The Amin field located in South Oman is one of the PDO's major producing oil fields. The reservoir is good quality sandstone formation with average porosity of 28% and average permeability of 800 mD. Prior to 2014, the field was developed using natural depletion drive during which some parts of the field experienced significant pressure depletion. This depletion was due to combination of high production from the crestal area and the presence of a near field-wide intra baffle (L110), that restricts the aquifer response to the upper layers of the reservoir. The baffle about 2m to 4 m thick is a cemented sandstone with minor shale intercalation that has caused the vertical pressure variation across baffle L110.

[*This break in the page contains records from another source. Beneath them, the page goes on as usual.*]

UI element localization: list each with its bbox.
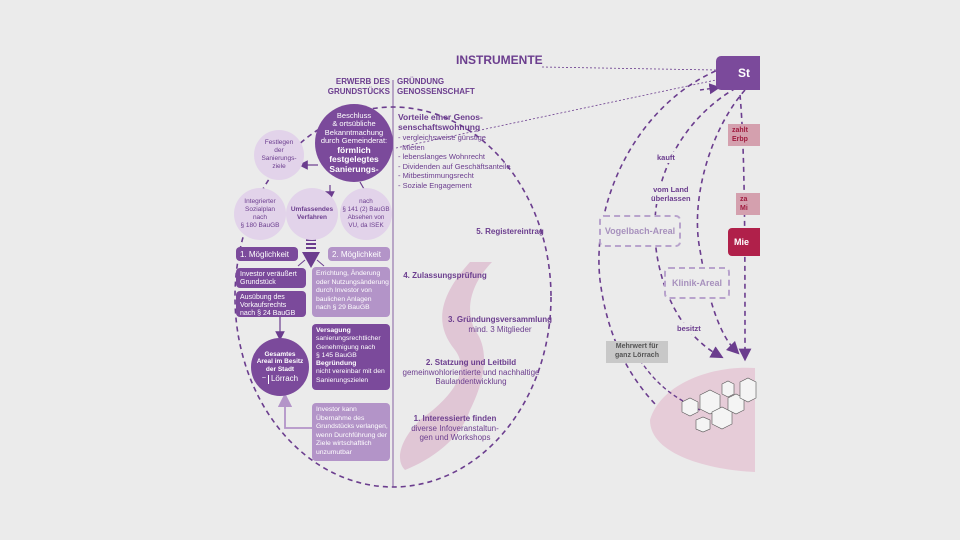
page-title: INSTRUMENTE	[456, 53, 543, 67]
besitzt-label: besitzt	[675, 323, 703, 334]
versagung-box: Versagung sanierungsrechtlicher Genehmig…	[312, 324, 390, 390]
step-title: 5. Registereintrag	[476, 227, 544, 236]
step-title: 3. Gründungsversammlung	[447, 315, 553, 324]
stadt-box-label: St	[738, 66, 750, 80]
step-title: 1. Interessierte finden	[413, 414, 497, 423]
right-header: GRÜNDUNG GENOSSENSCHAFT	[397, 77, 475, 96]
verfahren-text: Umfassendes Verfahren	[290, 206, 334, 221]
beschluss-text: Beschluss & ortsübliche Bekanntmachung d…	[320, 110, 388, 146]
mie-badge: Mie	[728, 228, 760, 256]
za-mi-badge: za Mi	[736, 193, 760, 215]
loerrach-logo: ~ Lörrach	[261, 374, 298, 384]
beschluss-bold: förmlich festgelegtes Sanierungs-	[329, 144, 379, 174]
beschluss-circle: Beschluss & ortsübliche Bekanntmachung d…	[315, 104, 393, 182]
step-1: 1. Interessierte finden diverse Infovera…	[400, 414, 510, 443]
step-text: diverse Infoveranstaltun- gen und Worksh…	[411, 423, 499, 443]
title-connector	[541, 66, 717, 71]
benefit-item: - Mitbestimmungsrecht	[398, 171, 474, 180]
benefits-title: Vorteile einer Genos- senschaftswohnung	[398, 112, 483, 132]
benefit-item: - lebenslanges Wohnrecht	[398, 152, 485, 161]
sozialplan-circle: Integrierter Sozialplan nach § 180 BauGB	[234, 188, 286, 240]
option-second: 2. Möglichkeit	[328, 247, 390, 261]
verfahren-circle: Umfassendes Verfahren	[286, 188, 338, 240]
step-text: mind. 3 Mitglieder	[468, 324, 532, 334]
ziele-text: Festlegen der Sanierungs- ziele	[261, 139, 297, 170]
stadt-box: St	[716, 56, 760, 90]
benefit-item: - vergleichsweise günstige Mieten	[398, 133, 486, 152]
down-triangle	[302, 252, 320, 268]
vorkauf-box: Ausübung des Vorkaufsrechts nach § 24 Ba…	[236, 291, 306, 317]
founding-path-shape	[400, 262, 492, 470]
step-5: 5. Registereintrag	[460, 227, 560, 237]
step-title: 2. Statzung und Leitbild	[425, 358, 517, 367]
step-3: 3. Gründungsversammlung mind. 3 Mitglied…	[440, 315, 560, 334]
benefits-list: - vergleichsweise günstige Mieten - lebe…	[398, 133, 511, 190]
ziele-circle: Festlegen der Sanierungs- ziele	[254, 130, 304, 180]
benefit-item: - Dividenden auf Geschäftsanteile	[398, 161, 511, 171]
versagung-text: sanierungsrechtlicher Genehmigung nach §…	[316, 335, 381, 359]
step-text: gemeinwohlorientierte und nachhaltige Ba…	[402, 367, 540, 387]
vogelbach-areal-box: Vogelbach-Areal	[599, 215, 681, 247]
benefit-item: - Soziale Engagement	[398, 180, 472, 190]
city-logo-icon: ~	[261, 375, 266, 382]
mehrwert-badge: Mehrwert für ganz Lörrach	[606, 341, 668, 363]
absehen-text: nach § 141 (2) BauGB Absehen von VU, da …	[342, 198, 390, 229]
errichtung-box: Errichtung, Änderung oder Nutzungsänderu…	[312, 267, 390, 317]
step-title: 4. Zulassungsprüfung	[403, 271, 487, 280]
right-ellipse	[598, 59, 751, 441]
step-2: 2. Statzung und Leitbild gemeinwohlorien…	[395, 358, 547, 387]
kauft-label: kauft	[655, 152, 677, 163]
versagung-title: Versagung	[316, 327, 351, 334]
klinik-areal-box: Klinik-Areal	[664, 267, 730, 299]
investor-box: Investor veräußert Grundstück	[236, 268, 306, 288]
vom-land-label: vom Land überlassen	[649, 184, 693, 204]
zahlt-badge: zahlt Erbp	[728, 124, 760, 146]
loerrach-logo-text: Lörrach	[267, 374, 298, 384]
begruendung-title: Begründung	[316, 360, 357, 368]
areal-circle: Gesamtes Areal im Besitz der Stadt ~ Lör…	[251, 338, 309, 396]
uebernahme-box: Investor kann Übernahme des Grundstücks …	[312, 403, 390, 461]
option-first: 1. Möglichkeit	[236, 247, 298, 261]
ellipse-connector	[395, 79, 717, 149]
areal-text: Gesamtes Areal im Besitz der Stadt	[256, 350, 304, 373]
buildings-illustration	[681, 377, 757, 433]
begruendung-text: nicht vereinbar mit den Sanierungszielen	[316, 368, 385, 384]
left-header: ERWERB DES GRUNDSTÜCKS	[327, 77, 390, 96]
sozialplan-text: Integrierter Sozialplan nach § 180 BauGB	[240, 198, 280, 229]
step-4: 4. Zulassungsprüfung	[395, 271, 495, 281]
absehen-circle: nach § 141 (2) BauGB Absehen von VU, da …	[340, 188, 392, 240]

To arrest the field pressure depletion, water-injection was implemented since 2014, for further field development. Produced water is injected into the aquifer below the OWC of the field through 38 vertical injector wells. To achieve desired voidage replacement injection is expected with fracturing conditions using untreated produced water with injection rates > 1500 m3/day. Bottom hole pressures are at or above formation fracture pressure and decline in injectivity with time has been observed due to untreated water.

Geomechanical data and modeling results were integrated with WRM activities, trials data and surveillance technologies to optimize the injection strategy for improved waterflood performance. Geomechanical data was acquired to estimate the formation fracture pressure to provide guidance on maximum allowable injection pressure in injectors with perforations closer to OWC to manage the risk of induced fracture growth. A Produced Water Re-Injection (PWRI) fracture modeling and analysis was performed to determine the potential fracture dimensions to provide input to development decisions of injection rate and perforation depth below OWC. Simulations were carried out with estimated range of formation fracture pressure, Petrophysical parameters, injection rate forecasts and expected water quality parameters e.g. TSS (Total Suspended Solids)

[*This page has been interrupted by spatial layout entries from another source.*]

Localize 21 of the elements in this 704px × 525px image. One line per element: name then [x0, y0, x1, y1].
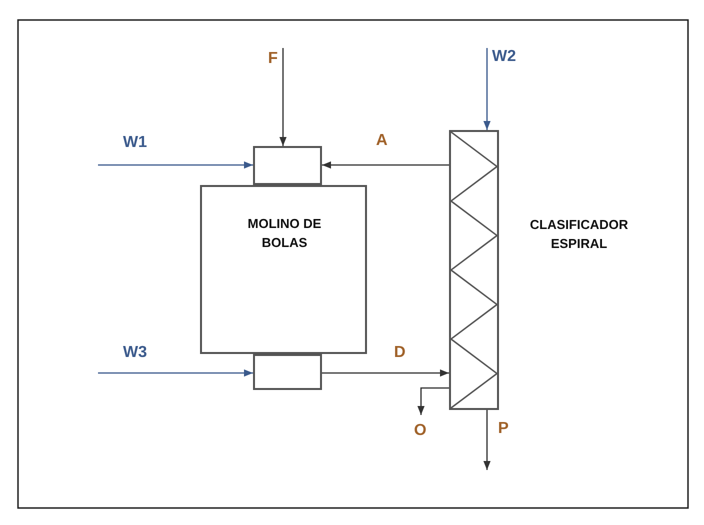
- stream-label: F: [268, 50, 278, 68]
- flow-arrow: [483, 48, 491, 130]
- mill-box: [200, 185, 367, 354]
- flow-arrow: [483, 410, 491, 470]
- equipment-label: CLASIFICADOR ESPIRAL: [528, 216, 630, 253]
- stream-label: P: [498, 420, 509, 438]
- port-box: [253, 354, 322, 390]
- flow-arrow: [98, 161, 253, 169]
- flow-arrow: [417, 387, 449, 415]
- port-box: [253, 146, 322, 185]
- flow-arrow: [322, 161, 449, 169]
- stream-label: D: [394, 344, 406, 362]
- stream-label: W3: [123, 344, 147, 362]
- stream-label: W1: [123, 134, 147, 152]
- flow-arrow: [322, 369, 449, 377]
- equipment-label: MOLINO DE BOLAS: [246, 215, 322, 252]
- stream-label: W2: [492, 48, 516, 66]
- stream-label: O: [414, 422, 426, 440]
- flow-arrow: [98, 369, 253, 377]
- flow-arrow: [279, 48, 287, 146]
- stream-label: A: [376, 132, 388, 150]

The simulation results from the field data calibrated PWRI fracture model indicate that injection higher rates > 1500 m3/day, would result in vertical fracture growth from the injection depth. The rate of fracture growth is primarily influenced by water quality and depth of injection. Formation fracture pressure decreases with depletion therefore once the vertical fracture propagates and enters into the upper reservoir zone, fracture growth will be accelerated. Results indicated that if injection depth closer to OWC can result in short-circuiting as early as 2 years for certain field area.

Higher injection rates to meet the desired voidage replacement ratio has significant impact on the field's waterflood performance. Results provided inputs to reservoir simulations and injection rate envelope for varying perforation depth below OWC. The study benefits the field to minimize risk of injector producer short-circuiting for improved waterflood management.